According to blockchain security firm PeckShield, the bad actors sent the tokens to the FTX exchange, pretending to add liquidity before airdropping them to other crypto exchanges. The aim is to lure users into clicking fraudulent links that drain or burn their account balances.
Fake FTX 2.0 Token
The security firm noted that the smart contract of FTX 2.0 has back door functions that allow the fraudsters to manipulate the users’ account balances.
The bad actors have airdropped the fake tokens to the Tron network and crypto exchanges KuCoin and Binance.
“Scammers are sending FTX 2.0 to FTX exchange, pretending to be the FTX exchange to add liquidity, and then airdropping to @justinsuntron, Kucoin, and Binance. They are tricking people into thinking it is the official FTX airdrop. Be alert!,” PeckShield wrote.
John Ray: FTX Could Be Revived
The scam airdrop move comes as FTX is still deep in bankruptcy proceedings.
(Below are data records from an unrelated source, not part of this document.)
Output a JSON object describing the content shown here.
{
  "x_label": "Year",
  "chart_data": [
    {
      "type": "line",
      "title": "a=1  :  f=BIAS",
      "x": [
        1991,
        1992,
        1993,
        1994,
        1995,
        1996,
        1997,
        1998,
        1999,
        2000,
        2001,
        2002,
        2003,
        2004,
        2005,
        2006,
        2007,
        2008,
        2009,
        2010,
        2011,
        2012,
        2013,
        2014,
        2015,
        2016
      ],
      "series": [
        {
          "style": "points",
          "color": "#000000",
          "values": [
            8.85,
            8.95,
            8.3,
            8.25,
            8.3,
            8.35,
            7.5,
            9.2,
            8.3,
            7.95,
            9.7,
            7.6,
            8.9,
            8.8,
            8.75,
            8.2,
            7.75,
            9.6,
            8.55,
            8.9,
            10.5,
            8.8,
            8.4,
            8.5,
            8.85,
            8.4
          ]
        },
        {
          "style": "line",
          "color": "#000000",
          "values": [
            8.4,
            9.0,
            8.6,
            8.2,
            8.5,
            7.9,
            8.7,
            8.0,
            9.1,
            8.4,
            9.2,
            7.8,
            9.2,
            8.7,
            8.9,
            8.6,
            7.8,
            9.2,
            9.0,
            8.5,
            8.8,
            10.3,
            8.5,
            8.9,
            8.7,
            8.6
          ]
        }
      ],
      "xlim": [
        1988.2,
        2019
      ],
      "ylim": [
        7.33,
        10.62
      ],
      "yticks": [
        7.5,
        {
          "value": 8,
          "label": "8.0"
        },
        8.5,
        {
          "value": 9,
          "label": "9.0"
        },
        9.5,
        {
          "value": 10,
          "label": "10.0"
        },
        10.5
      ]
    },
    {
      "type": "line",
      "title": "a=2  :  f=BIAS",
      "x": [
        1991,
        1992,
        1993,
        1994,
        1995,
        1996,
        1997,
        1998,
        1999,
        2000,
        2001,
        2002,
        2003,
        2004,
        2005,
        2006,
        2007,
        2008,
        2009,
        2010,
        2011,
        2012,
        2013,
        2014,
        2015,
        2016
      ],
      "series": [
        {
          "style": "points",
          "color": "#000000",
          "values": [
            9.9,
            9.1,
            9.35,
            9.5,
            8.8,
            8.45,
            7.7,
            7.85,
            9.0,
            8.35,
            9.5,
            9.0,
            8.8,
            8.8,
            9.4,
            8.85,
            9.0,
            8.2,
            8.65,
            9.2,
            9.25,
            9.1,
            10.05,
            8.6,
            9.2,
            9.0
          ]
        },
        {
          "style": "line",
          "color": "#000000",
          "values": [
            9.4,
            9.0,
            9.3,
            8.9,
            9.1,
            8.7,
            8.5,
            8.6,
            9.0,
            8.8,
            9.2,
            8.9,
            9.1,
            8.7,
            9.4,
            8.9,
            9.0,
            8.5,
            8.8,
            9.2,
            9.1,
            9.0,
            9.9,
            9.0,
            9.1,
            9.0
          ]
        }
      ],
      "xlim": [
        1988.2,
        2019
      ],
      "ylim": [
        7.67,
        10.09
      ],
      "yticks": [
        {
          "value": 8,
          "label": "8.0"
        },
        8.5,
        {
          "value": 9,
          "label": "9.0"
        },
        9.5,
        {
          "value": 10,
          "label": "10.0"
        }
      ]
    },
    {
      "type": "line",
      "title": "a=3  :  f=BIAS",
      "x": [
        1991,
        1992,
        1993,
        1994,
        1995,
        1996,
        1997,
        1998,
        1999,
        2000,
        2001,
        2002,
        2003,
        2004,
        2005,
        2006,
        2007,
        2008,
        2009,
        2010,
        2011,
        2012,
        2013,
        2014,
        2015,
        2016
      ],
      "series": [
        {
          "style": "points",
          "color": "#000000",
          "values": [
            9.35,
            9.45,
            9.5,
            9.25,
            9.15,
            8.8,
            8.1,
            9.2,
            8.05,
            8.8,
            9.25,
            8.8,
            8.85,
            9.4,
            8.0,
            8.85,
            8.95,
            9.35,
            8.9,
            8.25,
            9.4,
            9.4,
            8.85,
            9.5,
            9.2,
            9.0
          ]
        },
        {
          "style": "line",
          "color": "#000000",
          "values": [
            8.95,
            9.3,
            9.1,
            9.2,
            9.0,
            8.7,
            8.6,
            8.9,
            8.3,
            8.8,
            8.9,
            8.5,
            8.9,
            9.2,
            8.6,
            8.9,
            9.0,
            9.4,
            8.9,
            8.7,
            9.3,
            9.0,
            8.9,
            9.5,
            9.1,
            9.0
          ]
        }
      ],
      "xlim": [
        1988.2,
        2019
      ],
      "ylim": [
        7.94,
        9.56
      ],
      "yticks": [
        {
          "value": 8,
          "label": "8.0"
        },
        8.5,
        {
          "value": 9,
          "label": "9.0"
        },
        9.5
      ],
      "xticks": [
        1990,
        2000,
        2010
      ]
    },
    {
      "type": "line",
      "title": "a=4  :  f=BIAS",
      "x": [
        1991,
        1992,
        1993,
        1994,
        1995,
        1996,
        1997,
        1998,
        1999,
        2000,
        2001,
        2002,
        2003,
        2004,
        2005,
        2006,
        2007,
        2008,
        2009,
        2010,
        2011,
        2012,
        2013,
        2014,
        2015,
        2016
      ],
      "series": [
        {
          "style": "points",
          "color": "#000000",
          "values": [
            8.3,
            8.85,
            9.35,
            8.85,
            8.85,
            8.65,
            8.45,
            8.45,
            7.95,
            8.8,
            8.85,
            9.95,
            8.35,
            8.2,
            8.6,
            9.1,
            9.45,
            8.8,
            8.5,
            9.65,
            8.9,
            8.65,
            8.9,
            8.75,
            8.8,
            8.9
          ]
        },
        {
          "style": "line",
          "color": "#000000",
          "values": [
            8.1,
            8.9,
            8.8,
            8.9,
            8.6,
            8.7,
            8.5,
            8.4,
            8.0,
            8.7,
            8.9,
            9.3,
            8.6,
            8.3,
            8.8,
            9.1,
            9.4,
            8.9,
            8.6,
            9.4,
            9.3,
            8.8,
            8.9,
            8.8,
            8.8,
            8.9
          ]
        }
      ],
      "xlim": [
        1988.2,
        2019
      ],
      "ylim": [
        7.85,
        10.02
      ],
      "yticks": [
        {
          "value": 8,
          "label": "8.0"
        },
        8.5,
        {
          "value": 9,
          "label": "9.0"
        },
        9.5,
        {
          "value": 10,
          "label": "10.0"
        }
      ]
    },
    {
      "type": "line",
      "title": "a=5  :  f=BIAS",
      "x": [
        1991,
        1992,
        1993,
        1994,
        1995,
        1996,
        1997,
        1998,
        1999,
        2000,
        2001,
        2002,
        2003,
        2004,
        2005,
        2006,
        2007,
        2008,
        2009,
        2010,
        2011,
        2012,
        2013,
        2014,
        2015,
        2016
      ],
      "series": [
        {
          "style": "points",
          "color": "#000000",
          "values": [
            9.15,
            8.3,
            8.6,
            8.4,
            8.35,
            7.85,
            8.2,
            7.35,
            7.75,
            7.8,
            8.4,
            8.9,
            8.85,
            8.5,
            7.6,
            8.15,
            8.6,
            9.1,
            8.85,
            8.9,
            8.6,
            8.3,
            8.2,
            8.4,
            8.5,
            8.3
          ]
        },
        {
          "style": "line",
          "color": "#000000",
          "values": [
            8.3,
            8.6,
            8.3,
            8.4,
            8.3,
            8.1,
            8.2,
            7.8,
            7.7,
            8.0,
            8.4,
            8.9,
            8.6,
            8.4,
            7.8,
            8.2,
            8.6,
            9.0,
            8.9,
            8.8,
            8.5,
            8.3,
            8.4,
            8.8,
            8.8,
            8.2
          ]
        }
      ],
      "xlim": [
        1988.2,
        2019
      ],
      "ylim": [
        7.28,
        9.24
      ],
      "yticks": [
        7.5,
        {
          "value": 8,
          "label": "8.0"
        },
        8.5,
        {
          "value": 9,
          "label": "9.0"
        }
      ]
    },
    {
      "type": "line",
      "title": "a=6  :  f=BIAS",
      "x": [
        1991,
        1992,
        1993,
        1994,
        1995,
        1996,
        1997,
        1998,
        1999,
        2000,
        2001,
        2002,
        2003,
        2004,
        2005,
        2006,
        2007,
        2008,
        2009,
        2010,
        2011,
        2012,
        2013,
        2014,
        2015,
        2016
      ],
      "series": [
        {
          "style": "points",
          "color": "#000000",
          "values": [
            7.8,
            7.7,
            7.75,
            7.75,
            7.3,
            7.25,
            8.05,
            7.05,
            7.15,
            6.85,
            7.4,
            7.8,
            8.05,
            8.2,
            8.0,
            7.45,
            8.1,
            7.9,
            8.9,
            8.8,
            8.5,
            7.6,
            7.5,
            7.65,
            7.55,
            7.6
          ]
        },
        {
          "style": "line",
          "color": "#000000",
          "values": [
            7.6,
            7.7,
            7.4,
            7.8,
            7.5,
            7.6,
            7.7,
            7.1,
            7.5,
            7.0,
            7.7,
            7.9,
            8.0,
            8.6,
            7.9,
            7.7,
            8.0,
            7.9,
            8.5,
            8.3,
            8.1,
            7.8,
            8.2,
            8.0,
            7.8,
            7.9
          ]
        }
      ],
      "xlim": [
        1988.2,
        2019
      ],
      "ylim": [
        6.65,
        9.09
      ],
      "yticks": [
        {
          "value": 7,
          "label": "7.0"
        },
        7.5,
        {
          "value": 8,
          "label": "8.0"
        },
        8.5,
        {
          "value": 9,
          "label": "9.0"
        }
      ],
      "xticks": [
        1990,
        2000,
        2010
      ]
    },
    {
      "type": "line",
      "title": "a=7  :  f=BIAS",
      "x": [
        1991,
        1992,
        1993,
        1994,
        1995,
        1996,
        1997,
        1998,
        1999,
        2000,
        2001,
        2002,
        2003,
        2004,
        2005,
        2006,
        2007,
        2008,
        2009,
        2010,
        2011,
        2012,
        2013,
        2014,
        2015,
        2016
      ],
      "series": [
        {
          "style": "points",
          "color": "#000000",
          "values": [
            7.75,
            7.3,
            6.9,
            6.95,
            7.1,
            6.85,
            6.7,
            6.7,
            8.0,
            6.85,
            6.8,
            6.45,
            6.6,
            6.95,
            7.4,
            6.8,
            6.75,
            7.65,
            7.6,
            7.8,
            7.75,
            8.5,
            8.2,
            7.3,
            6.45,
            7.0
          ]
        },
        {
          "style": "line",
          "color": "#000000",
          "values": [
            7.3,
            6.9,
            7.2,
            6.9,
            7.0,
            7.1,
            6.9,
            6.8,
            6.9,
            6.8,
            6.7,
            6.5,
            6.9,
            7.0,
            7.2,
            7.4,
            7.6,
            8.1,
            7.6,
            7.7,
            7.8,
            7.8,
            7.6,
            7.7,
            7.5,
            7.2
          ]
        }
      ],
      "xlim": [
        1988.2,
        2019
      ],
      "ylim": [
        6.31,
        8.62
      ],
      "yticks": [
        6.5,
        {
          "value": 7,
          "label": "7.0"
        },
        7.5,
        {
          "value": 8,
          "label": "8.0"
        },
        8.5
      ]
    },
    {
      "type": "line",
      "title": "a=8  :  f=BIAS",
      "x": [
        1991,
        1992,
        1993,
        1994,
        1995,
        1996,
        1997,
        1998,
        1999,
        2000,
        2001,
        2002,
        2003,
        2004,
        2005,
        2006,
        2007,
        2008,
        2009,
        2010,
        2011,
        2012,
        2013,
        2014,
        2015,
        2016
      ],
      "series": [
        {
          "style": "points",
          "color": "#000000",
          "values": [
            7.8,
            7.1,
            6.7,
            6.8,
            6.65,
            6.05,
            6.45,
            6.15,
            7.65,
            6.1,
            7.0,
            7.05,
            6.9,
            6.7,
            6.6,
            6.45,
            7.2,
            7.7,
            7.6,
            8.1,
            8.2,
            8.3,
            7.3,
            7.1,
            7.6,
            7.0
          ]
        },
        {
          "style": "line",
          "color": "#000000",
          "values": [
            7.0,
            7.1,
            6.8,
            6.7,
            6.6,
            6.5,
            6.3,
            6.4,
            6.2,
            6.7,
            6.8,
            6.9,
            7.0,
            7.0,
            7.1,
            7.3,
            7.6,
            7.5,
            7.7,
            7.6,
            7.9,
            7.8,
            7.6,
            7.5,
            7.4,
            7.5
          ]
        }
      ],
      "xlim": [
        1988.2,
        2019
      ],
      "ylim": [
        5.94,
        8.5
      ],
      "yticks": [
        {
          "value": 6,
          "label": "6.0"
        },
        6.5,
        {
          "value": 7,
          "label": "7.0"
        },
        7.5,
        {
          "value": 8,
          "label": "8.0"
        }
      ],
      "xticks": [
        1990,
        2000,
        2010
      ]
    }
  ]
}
Recall that the exchange and its affiliated entities filed for voluntary Chapter 11 bankruptcy protection in November 2022 after suffering from a severe liquidity crunch.
Yesterday, FTX’s new CEO, John Ray, told The Wall Street Journal that FTX could be revived. He noted that “everything is on the table” and that if a path forward was discovered, his team would not just explore but follow it. As such, the scammers are trying to prey on users’ sentiments as hope for a new FTX has sprung up.
Not The First
Scammers are always looking for opportunities to exploit users in the crypto space, especially through fake airdrops and impersonation.
Last year, fraudsters pretending to be the developers of the DeFi protocol PancakeSwap sent emails to crypto traders, offering airdrops worth more than $12,000, intending to lure unsuspecting users into clicking phishing links that would drain their wallet balances.